There, on a large side stand, rested a beautiful Christmas tree, loaded down with pretty ornaments and apples and candies, and with many prettily colored candles. Around the bottom of the tree were four heaps of presents, one for each of the children.
"Oh, look at the big doll!" screamed Flossie, and caught the present up in her arms and kissed it.
"And look at my fireman's suit!" roared Freddie, and then, seeing a trumpet, he took it up and bellowed: "Bring up the engine! Play away lively there!" just like a real fireman.
Bert had his books and other things, and under them was hidden a real bank book, showing that there had been deposited to his credit ten dollars in the Lakeport Savings Bank. Nan had a similar bank book, and of these the twins were very, very proud. Bert felt as if he was truly getting to be quite a business man.
"Oh! oh! cried Nan, as she opened a big box that was at the bottom of her pile of presents, and then the tears of joy stood in her eyes as she brought forth the hoped-for set of furs. They were beautiful, and so soft she could not resist brushing them against her cheek over and over again.
"Oh, mamma, I think they are too lovely for anything!" she said, rushing up and kissing her parent. "I am sure no girl ever had such a nice set of furs before!"
"You must try to keep them nice, Nan," answered the mother.
"I shall take the very best of care of them," said Nan, and my readers may be sure that she did.
"And now we have something for you, too," said Bert, and brought out the various articles. Flossie gave their mamma her present, and Freddie gave papa what was coming to him. Then Nan gave Dinah the fancy apron and Bert took Sam the new gloves.
"Well this is truly a surprise!" cried Mr. Bobbsey, as he inspected the cravat. "It is just what I need."
"And this flower is beautiful," said Mrs. Bobbsey as she smelt of the potted plant. "It will bloom a long while, I am sure."
Dinah was tickled over the apron and Sam with his gloves.
"Yo' chillun am the sweetest in de world," said the cook.
"Dem globes am de werry t'ing I needed to keep ma hands warm," came from Sam.
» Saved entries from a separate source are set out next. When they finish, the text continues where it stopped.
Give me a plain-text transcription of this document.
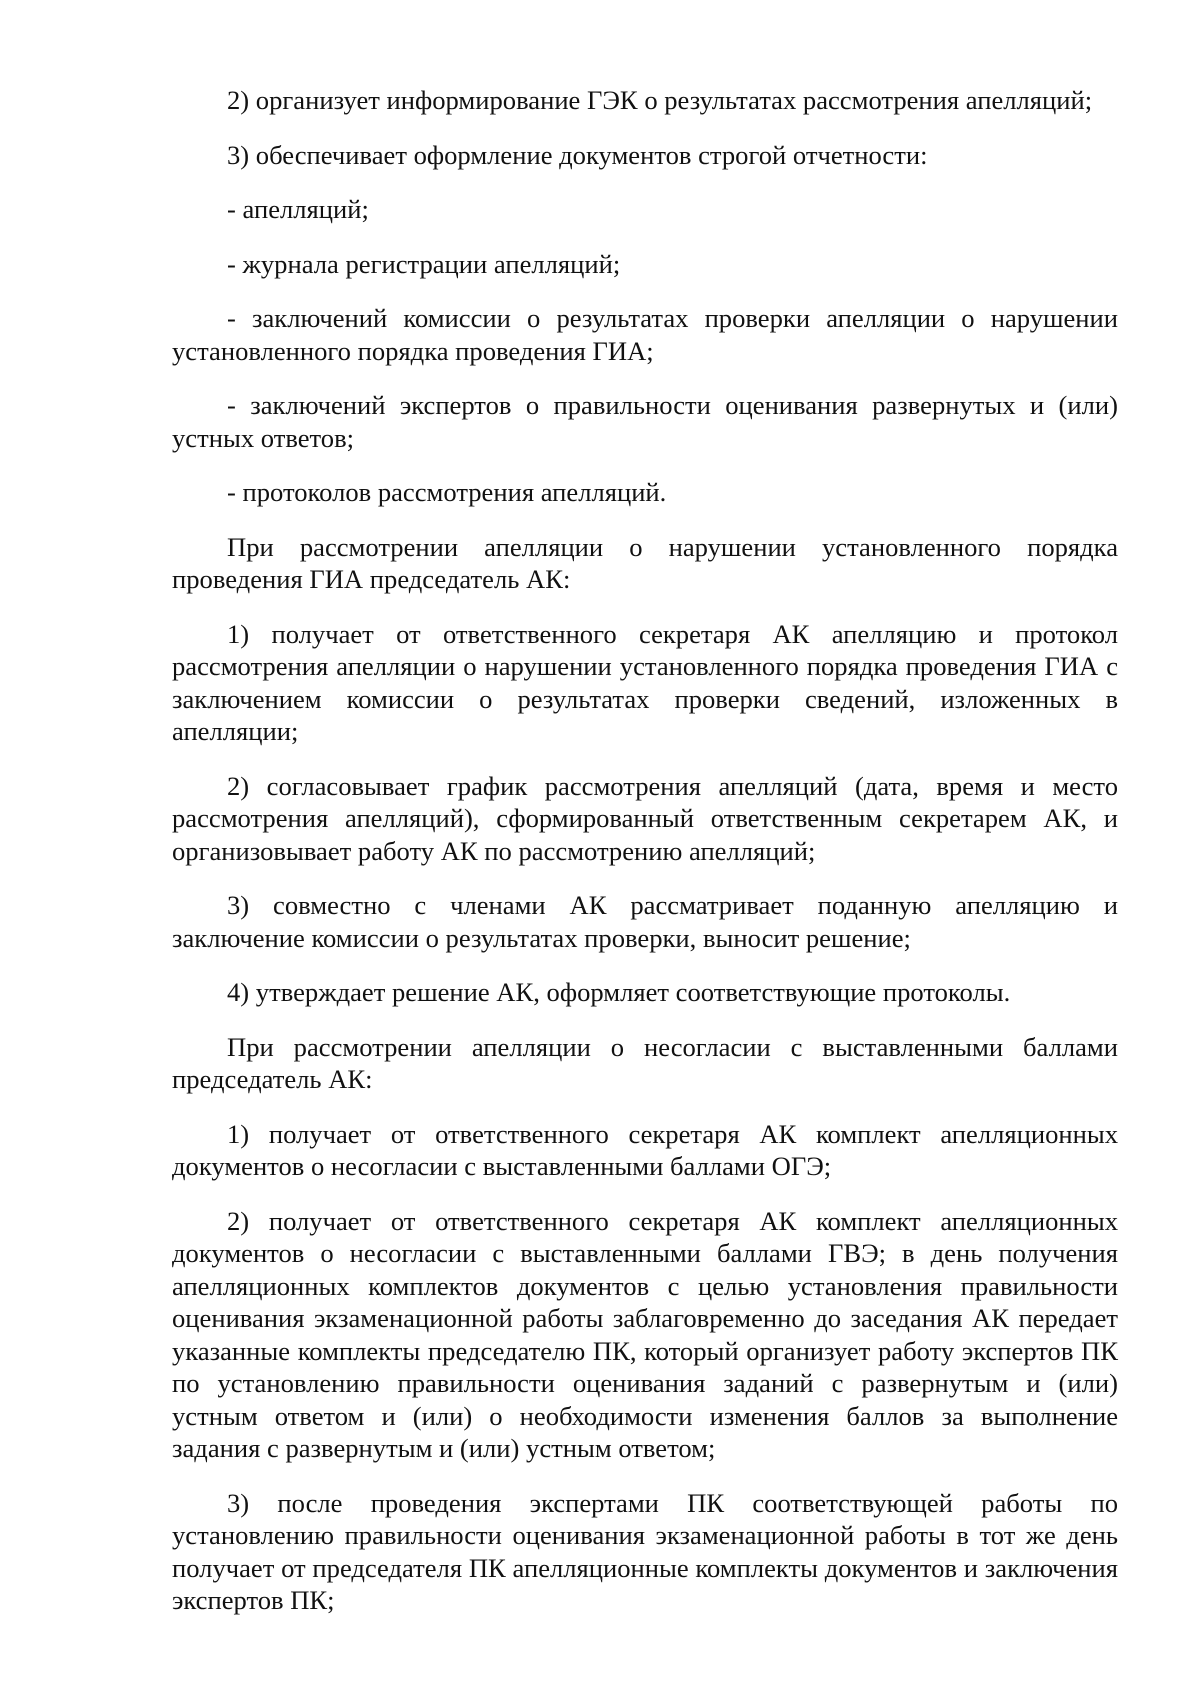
2) организует информирование ГЭК о результатах рассмотрения апелляций;

3) обеспечивает оформление документов строгой отчетности:

- апелляций;

- журнала регистрации апелляций;

- заключений комиссии о результатах проверки апелляции о нарушении установленного порядка проведения ГИА;

- заключений экспертов о правильности оценивания развернутых и (или) устных ответов;

- протоколов рассмотрения апелляций.

При рассмотрении апелляции о нарушении установленного порядка проведения ГИА председатель АК:

1) получает от ответственного секретаря АК апелляцию и протокол рассмотрения апелляции о нарушении установленного порядка проведения ГИА с заключением комиссии о результатах проверки сведений, изложенных в апелляции;

2) согласовывает график рассмотрения апелляций (дата, время и место рассмотрения апелляций), сформированный ответственным секретарем АК, и организовывает работу АК по рассмотрению апелляций;

3) совместно с членами АК рассматривает поданную апелляцию и заключение комиссии о результатах проверки, выносит решение;

4) утверждает решение АК, оформляет соответствующие протоколы.

При рассмотрении апелляции о несогласии с выставленными баллами председатель АК:

1) получает от ответственного секретаря АК комплект апелляционных документов о несогласии с выставленными баллами ОГЭ;

2) получает от ответственного секретаря АК комплект апелляционных документов о несогласии с выставленными баллами ГВЭ; в день получения апелляционных комплектов документов с целью установления правильности оценивания экзаменационной работы заблаговременно до заседания АК передает указанные комплекты председателю ПК, который организует работу экспертов ПК по установлению правильности оценивания заданий с развернутым и (или) устным ответом и (или) о необходимости изменения баллов за выполнение задания с развернутым и (или) устным ответом;

3) после проведения экспертами ПК соответствующей работы по установлению правильности оценивания экзаменационной работы в тот же день получает от председателя ПК апелляционные комплекты документов и заключения экспертов ПК;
It was fully an hour before the children felt like sitting down to breakfast. Before they began the repast Mr. Bobbsey brought forth the family Bible and read the wonderful story of Christ's birth to them, and asked the blessing. All were almost too excited to eat.
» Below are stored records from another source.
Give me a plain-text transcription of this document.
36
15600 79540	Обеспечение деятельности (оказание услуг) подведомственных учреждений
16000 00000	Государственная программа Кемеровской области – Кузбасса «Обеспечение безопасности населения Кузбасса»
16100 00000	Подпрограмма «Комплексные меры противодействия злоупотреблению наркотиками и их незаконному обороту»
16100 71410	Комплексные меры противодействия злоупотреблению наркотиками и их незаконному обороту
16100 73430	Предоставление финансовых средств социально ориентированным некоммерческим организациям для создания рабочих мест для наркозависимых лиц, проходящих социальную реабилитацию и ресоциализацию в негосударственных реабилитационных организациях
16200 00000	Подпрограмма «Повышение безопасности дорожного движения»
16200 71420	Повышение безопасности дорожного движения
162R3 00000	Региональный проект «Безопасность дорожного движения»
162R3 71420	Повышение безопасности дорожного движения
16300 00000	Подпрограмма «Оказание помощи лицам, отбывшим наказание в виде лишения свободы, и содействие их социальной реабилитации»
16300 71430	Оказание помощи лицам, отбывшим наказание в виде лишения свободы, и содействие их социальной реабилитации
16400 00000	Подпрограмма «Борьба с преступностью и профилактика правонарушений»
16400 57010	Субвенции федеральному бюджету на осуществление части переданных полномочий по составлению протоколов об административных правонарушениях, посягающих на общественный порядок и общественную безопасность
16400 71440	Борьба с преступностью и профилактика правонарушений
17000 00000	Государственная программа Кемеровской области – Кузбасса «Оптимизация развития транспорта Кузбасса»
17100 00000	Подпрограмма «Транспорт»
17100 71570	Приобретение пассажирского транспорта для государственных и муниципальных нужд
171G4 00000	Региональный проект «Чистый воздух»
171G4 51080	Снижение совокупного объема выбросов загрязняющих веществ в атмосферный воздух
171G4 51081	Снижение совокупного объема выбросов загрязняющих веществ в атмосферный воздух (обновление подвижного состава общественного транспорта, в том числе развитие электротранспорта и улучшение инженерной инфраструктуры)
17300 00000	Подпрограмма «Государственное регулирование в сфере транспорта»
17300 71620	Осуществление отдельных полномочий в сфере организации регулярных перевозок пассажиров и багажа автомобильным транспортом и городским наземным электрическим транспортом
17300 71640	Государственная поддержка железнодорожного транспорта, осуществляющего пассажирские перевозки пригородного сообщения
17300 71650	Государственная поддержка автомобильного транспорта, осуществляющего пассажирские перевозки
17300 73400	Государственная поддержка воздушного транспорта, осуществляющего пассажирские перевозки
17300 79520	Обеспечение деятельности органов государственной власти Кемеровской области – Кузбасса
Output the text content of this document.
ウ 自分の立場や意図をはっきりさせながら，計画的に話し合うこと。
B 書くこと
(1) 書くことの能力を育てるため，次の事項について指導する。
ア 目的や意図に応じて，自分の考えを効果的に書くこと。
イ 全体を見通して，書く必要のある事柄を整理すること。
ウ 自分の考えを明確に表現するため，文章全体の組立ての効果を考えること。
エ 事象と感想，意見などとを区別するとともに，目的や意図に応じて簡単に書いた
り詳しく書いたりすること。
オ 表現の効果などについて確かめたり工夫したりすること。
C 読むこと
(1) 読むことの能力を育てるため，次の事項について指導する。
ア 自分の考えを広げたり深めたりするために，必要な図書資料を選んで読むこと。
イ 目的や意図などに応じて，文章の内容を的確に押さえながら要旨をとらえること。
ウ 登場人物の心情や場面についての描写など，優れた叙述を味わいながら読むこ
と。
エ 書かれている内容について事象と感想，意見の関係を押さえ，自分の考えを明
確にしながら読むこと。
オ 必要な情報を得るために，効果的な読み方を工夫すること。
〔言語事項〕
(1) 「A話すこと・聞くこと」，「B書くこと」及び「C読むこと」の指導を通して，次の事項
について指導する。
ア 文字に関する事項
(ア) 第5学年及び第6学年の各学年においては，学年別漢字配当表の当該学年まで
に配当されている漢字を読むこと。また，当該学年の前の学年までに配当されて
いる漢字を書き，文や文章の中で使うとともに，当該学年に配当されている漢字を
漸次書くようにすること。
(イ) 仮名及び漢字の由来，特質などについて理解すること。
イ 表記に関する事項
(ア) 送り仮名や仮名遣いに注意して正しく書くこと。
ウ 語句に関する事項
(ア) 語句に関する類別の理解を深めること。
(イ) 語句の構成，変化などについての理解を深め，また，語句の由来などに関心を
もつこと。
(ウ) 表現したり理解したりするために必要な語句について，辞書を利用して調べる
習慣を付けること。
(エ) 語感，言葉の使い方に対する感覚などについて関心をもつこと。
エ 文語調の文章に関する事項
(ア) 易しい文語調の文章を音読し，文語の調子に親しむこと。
After breakfast all must go out and show their presents to their friends and see what the friends had received. It was truly a happy time. Then all went coasting until lunch.
"The expressman is coming!" cried Bert a little later, and sure enough he drove up to the Bobbsey house with two boxes. One was from their Uncle Daniel Bobbsey, who lived at Meadow Brook, and the other from their Uncle William Minturn, who lived at Ocean Cliff.
"More presents!" cried Nan, and she was right. Uncles and aunts had sent each something; and the twins were made happier than ever.
"Oh, but Christmas is just the best day in the whole year," said Bert that evening, after the eventful day was over.
"Wish Christmas would come ev'ry week," said Freddie. "Wouldn't it be beautiful?"
"If it did I'm afraid the presents wouldn't reach," said Mrs. Bobbsey, and then took him and Flossie off to bed.